The Pre-Screening NDT service using the NAVIGATOR sphere is an in-service inspection by design: the sphere travels through the live, pressurized pipeline and is retrieved at a downstream access point as long as the flow rate can between managed between 1 and 4 feet per second (0.3 and 1.2 meters per second)
Advanced NDT free-swimming applications between 2 inch (50 mm) and 36 inch (914 mm) are also modified in-service inspections where pipelines don’t have to drained and can be flowing but at a much lower flow rate than normal pipeline operation. Ranges 5 -25 feet per minute (1.5 and 7.5 meters per minute)
Other services — including all Visual NDT applications, manually piloted Standard NDT, and Advanced NDT on larger pipe sizes — require the pipeline to be dewatered and out of service.
PICA identifies service-interruption requirements clearly during project scoping and works with clients to plan inspections around operational constraints. Detailed in-service versus out-of-service requirements by service tier are documented on PICA’s NDT Service Solutions page.
How do I request a quote or proposal from PICA?
The fastest way to get started is to contact PICA directly through the Get Started page at picacorp.com/contact-us/, by phone at 1-800-661-0127 (toll free), or by email at [email protected]. When you reach out, a general sense of your pipe type, approximate diameter, and total length is helpful — but even rough estimates are enough to start a scoping conversation and identify which service tier best fits your situation.
Cost, budgeting & roi
Is pipeline inspection cost-effective compared to full replacement or reactive repairs?
Yes — by a significant margin in most cases. Pipeline inspection programs are typically measured in single dollars per linear foot, while full replacement runs orders of magnitude higher. More importantly, inspection changes the decision framework entirely: rather than replacing pipeline segments based on age or material assumptions, asset managers can direct capital only to the sections that genuinely need intervention — and often confirm that segments assumed to need replacement are in serviceable condition, allowing replacement to be safely deferred. Research consistently indicates that 60–75% of catastrophic pipeline failures could be prevented or mitigated through timely inspections conducted at appropriate intervals. PICA’s core mission reflects this directly: proactive inspection services that ultimately eliminate the need for pipelines to be completely replaced.
How do inspection findings typically affect capital replacement planning and O&M budgets?

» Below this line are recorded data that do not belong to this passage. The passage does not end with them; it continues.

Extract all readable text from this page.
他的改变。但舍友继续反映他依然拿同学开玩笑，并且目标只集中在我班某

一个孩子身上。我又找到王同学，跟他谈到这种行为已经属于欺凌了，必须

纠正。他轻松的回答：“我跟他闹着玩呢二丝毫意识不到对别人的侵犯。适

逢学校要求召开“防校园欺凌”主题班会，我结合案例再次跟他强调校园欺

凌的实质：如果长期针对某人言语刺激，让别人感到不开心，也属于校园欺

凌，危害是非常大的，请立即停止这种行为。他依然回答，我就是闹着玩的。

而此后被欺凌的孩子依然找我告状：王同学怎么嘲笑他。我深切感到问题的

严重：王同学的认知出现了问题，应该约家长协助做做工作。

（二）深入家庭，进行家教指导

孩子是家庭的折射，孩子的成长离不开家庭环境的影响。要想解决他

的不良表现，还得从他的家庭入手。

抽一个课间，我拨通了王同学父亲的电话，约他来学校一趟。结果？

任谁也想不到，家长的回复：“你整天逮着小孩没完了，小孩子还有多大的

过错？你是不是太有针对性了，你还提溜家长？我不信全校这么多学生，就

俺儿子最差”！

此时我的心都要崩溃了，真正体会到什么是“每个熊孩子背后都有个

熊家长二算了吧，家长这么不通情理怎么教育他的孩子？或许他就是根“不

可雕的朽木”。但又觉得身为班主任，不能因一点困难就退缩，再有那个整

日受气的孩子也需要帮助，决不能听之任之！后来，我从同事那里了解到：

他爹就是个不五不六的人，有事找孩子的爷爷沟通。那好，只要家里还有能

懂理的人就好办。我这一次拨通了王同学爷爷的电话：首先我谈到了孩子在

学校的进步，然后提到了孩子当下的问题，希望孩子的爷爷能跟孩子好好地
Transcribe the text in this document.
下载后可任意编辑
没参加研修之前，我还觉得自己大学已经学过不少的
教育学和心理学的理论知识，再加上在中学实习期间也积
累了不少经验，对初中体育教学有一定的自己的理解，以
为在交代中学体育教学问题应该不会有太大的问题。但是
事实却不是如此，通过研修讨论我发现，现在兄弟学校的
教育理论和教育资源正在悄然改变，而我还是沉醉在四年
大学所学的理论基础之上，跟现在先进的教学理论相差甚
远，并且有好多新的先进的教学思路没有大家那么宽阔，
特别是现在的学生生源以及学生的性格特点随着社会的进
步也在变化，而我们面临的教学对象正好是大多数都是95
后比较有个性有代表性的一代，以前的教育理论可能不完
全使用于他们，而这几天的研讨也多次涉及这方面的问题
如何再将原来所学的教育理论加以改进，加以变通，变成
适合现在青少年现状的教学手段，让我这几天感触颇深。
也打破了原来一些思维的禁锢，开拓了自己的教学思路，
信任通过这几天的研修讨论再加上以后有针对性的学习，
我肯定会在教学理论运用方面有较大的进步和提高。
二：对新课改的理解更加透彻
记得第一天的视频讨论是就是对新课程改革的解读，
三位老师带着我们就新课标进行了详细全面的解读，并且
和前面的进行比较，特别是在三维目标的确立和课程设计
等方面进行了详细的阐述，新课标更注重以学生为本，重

Inspection findings replace assumption-based capital planning with evidence-based capital planning — and that shift consistently produces better outcomes. When asset managers know the actual condition of each pipeline segment rather than relying on age, material, or failure history alone, they can build replacement and rehabilitation programs that are defensible to finance departments, elected officials, and regulators. PICA’s inspection analysis is specifically designed to translate inspection results into clear, prioritized condition assessments: identifying which segments need immediate attention, which can be monitored, and which are in better shape than assumed — allowing unnecessary replacement spending to be deferred and capital redirected to where it is genuinely needed. Inspection findings can also reduce unplanned O&M costs by identifying deterioration before it becomes an emergency.